Esses grupos que se postulam donos da verdade, da sabedoria, da inteligência, vão mais longe: no caso da xenofobia antinordestina, atribuem ao Outro (eleitores de Dilma/ nordestinos/ pobres) terem votado por interesse, e, em específico, nominaram o interesse pela Bolsa Família. Primeiramente, o “argumento” é risível: isto quer dizer que 24 milhões de pessoas do Norte e Nordeste que votaram em Dilma, têm Bolsa Família? Isto quer dizer que 26 milhões de pessoas do Sul e Sudeste que votaram em Dilma, têm Bolsa Família?
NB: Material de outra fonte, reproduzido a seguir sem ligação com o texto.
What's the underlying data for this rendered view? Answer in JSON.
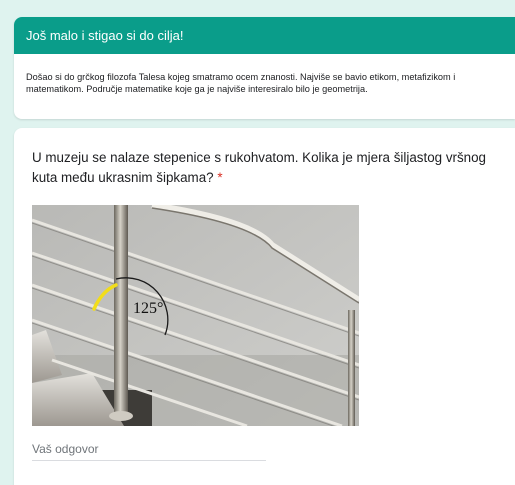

Esse discurso seria até risível se não ocultasse algo muito sério: tentar desqualificar o Outro em sua legitimidade de ter interesses no processo eleitoral, passando uma imagem do Eu do discurso como desinteressado e votando sem interesse algum. Lançam seus anátemas (sim, porque esses grupos se julgam juízes da vida do Outro) e se calam sobre seus próprios interesses e sobre os interesses dos grandes grupos que financiam as campanhas eleitorais, aliás, de vários candidatos ao mesmo tempo. Abordarei essa questão com mais detalhes em outro artigo.
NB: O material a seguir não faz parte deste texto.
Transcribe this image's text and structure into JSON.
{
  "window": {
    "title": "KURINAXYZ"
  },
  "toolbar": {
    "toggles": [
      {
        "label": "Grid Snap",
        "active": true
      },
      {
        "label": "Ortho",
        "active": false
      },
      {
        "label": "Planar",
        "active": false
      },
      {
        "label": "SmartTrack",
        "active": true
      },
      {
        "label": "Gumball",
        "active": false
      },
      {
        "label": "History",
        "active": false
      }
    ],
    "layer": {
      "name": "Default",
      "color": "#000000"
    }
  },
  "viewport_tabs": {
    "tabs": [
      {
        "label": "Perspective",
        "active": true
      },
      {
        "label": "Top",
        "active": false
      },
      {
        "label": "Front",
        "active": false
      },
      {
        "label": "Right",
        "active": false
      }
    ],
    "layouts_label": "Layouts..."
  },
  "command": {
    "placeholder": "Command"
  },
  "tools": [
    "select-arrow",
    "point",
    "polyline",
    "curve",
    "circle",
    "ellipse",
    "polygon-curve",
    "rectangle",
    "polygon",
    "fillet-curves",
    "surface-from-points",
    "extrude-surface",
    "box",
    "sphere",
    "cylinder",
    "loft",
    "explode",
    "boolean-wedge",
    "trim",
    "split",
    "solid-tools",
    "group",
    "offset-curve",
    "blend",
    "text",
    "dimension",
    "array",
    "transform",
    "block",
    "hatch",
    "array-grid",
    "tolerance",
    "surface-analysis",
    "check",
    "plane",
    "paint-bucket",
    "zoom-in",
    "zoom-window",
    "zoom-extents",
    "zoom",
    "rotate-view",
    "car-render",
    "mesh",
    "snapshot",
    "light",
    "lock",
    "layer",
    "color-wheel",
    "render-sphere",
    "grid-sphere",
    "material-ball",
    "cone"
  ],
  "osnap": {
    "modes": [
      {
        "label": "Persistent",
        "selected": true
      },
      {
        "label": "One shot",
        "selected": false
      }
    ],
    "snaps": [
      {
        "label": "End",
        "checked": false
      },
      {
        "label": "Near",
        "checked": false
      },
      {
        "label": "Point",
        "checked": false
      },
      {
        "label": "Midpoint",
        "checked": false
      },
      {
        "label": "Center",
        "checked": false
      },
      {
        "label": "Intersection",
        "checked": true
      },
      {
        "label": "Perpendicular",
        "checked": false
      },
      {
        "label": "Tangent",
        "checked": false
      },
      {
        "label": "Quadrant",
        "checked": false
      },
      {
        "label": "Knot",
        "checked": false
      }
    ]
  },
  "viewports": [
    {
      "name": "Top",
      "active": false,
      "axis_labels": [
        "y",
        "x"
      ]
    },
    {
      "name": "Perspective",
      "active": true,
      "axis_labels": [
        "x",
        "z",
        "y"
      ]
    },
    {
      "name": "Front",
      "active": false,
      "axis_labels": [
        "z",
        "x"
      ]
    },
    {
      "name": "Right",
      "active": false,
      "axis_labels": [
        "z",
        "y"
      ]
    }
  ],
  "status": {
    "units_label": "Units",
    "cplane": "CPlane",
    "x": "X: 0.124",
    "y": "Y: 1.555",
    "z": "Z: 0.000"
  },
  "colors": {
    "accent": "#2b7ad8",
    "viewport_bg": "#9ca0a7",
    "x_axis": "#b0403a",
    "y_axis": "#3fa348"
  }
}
Vale lembrar alguns outros episódios correlacionados:

  • As atitudes odientas não foram apanágio apenas de eleitores aecistas. Aconteceram de vários lados. Mas foram visivelmente mais intensas contra o Nordeste e (os) nordestinos;
  • Essas atitudes já haviam acontecido em 2010, também contra o Nordeste e (os) nordestinos;
  • Essas atitudes haviam acontecido muito mais tempo antes já na campanha eleitoral de 1989, contra Lula, sob a capa de uma Imaginária “ameaça comunista”

Não considero tais episódios apenas conjunturais e passageiros.  São pontas de um iceberg de intolerância de uma sociedade que foi constituída historicamente com uma profunda mentalidade autoritária.

O jogo discursivo manipula a História. Oculta as Histórias: porque não há uma História única. Promove a desestorização e, portanto, a deseducação política.

Mas não representa apenas violência simbólica. Pode converter-se em violência concreta, física. Na eleição de 1989, em São Paulo, um casal jogou um cachorro para cima de uma amiga minha, professora da UFPB, e de seu marido, por estarem andando na rua com camisa do PT.

Pode converter-se, inclusive, como aconteceu na semana seguinte à eleição, em manifestações pela ditadura, pela ruptura do Estado de Direito.